Ad oggi siamo a conoscenza di circa 3500 specie di anuri (rospi e rane) e 350 specie di urodeli (salamandre, tritoni, geotritoni, protei e sirene), sicuramente una minima parte di un passato quanto mai ricco di forme e varietà.
L’intera classe degli anfibi, comunque, è presente in tutti i continenti tranne che in Antartide, con medie e grosse dimensioni come per il genere Bufo, i rospi, fino a raggiungere piccolissime dimensioni come per il genere Dendrobates, minuscole rane dalla livrea con colorazione molto vistosa associata a secrezione di sostanze tossiche. 
L’epidermide di questi animali è costruita da diversi strati di cellule: la parte più esterna costituita da cellule morte, che impediscono l’essiccazione e che regolarmente sono eliminate e sostituite. Il pigmento viene, invece, dallo strato sotto l’epidermide, detto derma ed è costituito da due parti: uno strato interno compatto ed uno esterno ricco di ghiandole e cellule della pigmentazione o cromatofori, i quali assicurano la colorazione dell’animale e i relativi cambiamenti di colore per adattarsi all’ambiente.

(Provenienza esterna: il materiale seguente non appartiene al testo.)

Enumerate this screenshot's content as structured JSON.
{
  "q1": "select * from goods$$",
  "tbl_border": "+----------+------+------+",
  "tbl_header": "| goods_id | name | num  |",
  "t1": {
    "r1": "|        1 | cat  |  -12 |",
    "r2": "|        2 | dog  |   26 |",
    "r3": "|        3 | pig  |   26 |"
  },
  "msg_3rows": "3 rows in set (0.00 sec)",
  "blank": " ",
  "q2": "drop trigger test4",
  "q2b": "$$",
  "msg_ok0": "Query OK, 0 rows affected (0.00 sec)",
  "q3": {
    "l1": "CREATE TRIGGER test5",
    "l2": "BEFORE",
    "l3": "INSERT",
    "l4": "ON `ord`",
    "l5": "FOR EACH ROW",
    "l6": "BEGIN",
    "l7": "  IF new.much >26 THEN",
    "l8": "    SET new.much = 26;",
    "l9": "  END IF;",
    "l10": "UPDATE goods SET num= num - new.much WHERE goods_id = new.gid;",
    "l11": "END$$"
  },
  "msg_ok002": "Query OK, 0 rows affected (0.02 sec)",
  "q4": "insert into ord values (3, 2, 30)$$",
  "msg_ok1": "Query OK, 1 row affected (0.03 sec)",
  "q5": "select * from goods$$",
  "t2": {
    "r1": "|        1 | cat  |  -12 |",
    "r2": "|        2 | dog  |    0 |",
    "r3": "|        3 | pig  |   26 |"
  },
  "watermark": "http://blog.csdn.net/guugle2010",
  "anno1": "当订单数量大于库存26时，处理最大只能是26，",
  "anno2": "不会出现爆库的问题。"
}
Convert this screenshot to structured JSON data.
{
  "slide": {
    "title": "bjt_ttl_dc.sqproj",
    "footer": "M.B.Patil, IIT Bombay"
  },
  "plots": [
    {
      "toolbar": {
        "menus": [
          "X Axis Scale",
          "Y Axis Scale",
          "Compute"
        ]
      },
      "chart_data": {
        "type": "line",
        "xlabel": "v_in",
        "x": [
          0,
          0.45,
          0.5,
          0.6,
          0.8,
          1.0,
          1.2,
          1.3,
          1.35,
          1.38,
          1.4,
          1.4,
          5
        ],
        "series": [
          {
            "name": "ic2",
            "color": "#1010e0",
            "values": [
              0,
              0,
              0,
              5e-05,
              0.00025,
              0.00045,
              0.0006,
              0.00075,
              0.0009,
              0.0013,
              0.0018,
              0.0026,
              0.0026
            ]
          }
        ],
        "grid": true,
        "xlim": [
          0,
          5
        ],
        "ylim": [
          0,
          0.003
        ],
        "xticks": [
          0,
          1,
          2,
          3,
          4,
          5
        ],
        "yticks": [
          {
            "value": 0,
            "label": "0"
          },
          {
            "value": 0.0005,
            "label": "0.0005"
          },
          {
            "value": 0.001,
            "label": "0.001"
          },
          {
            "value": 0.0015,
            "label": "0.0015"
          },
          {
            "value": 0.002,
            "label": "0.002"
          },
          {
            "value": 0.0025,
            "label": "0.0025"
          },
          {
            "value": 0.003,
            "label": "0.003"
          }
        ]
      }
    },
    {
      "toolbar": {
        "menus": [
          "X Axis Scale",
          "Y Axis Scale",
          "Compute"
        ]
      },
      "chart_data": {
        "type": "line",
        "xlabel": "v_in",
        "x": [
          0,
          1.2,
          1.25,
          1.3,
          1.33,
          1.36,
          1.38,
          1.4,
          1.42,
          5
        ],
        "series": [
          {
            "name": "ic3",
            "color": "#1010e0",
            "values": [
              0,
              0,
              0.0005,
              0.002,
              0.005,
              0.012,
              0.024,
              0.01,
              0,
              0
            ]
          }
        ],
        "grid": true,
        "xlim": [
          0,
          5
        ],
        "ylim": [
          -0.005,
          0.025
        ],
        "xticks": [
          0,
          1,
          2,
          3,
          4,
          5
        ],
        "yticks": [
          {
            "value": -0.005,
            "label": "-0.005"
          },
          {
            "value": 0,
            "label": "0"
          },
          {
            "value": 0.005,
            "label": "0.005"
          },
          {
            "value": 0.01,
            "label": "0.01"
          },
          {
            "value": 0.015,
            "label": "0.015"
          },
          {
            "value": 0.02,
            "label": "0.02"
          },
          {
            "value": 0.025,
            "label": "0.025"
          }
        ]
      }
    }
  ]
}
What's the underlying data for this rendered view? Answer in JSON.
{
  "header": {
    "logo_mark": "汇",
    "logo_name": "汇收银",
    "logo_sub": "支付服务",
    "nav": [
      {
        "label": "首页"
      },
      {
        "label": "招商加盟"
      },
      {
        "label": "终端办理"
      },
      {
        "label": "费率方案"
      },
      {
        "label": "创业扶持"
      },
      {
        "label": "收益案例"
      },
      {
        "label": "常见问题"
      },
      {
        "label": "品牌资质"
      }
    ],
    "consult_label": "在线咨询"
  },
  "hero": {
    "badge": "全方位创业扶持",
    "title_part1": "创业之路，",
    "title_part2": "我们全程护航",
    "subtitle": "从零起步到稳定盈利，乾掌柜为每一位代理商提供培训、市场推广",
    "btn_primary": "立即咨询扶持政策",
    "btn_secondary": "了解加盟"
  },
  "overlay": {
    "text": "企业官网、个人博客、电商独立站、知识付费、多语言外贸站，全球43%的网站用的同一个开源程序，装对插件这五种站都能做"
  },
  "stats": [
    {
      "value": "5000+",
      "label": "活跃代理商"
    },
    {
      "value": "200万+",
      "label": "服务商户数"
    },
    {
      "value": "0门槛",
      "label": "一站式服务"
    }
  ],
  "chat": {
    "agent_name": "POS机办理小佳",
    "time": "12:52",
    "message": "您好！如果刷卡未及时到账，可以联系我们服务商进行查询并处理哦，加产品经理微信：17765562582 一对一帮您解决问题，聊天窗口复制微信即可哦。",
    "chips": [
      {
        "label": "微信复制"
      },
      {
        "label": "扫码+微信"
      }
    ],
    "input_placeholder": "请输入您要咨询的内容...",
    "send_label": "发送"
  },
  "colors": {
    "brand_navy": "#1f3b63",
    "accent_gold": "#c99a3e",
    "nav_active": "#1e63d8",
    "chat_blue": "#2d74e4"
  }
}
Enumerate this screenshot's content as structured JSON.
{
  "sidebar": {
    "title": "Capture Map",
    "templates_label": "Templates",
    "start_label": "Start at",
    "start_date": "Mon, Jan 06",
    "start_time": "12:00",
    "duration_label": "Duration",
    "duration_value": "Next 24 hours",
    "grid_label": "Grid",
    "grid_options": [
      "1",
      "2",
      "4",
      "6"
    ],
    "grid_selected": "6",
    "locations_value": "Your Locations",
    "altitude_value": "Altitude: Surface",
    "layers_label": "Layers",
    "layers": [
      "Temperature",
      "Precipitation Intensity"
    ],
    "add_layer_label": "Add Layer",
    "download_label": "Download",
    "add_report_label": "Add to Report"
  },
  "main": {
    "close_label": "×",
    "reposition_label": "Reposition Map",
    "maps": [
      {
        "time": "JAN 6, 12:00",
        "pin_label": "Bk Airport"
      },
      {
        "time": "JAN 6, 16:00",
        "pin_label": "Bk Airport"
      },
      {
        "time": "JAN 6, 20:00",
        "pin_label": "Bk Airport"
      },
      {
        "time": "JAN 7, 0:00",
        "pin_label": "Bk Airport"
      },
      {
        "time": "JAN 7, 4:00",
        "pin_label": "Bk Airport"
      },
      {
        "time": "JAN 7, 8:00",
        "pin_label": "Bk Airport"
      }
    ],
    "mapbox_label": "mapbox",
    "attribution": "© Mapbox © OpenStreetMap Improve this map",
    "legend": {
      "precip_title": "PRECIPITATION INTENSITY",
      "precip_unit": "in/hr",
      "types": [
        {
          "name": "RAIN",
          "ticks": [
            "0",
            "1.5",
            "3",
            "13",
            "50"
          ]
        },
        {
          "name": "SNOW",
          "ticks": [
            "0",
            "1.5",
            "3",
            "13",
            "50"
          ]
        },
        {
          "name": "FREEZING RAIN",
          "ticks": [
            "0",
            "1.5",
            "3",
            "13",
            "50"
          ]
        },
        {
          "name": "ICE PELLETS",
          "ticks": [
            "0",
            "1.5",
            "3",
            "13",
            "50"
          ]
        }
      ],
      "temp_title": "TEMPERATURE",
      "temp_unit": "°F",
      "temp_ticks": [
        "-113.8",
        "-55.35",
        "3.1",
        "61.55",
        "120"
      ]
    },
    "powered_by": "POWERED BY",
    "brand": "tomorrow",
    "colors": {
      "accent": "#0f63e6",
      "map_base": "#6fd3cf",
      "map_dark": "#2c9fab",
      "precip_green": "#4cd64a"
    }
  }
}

Una colorazione assai vistosa il più delle volte denota una tossicità della pelle dell’animale stesso, una specie di messaggio di allerta per i probabili predatori, come nel caso della Salamandra Salamandra Salamandra o ancora più evidente come nel caso delle rane del genere Dendrobates, le quali secernono tossine attraverso la loro pelle che le rende quanto meno non commestibili se non palesemente tossiche o velenose per qualsiasi predatore.
Questa caratteristica della pelle degli anfibi ha regalato, già dai tempi di Plinio il Vecchio, a questi animali una cattiva reputazione, soprattutto per la Salamandra Salamandra Salamandra, considerata una creatura demoniaca di natura ignea in grado di contrastare il fuoco.
Dal medioevo ad oggi, comunque sono stati fatti molti passi in avanti nei confronti di questi particolari abitanti del pianeta: la ricerca scientifica negli ultimi anni ha prodotto delle interessanti scoperte sul trattamento di tenaci disturbi intestinali, usando come guida alcune proteine estratte dal veleno di un serpente e dalle secrezioni della pelle delle rane, identificando proteine umane, fino ad ora sconosciute, chiamate prochineticine, le quali sembrano controllare i muscoli.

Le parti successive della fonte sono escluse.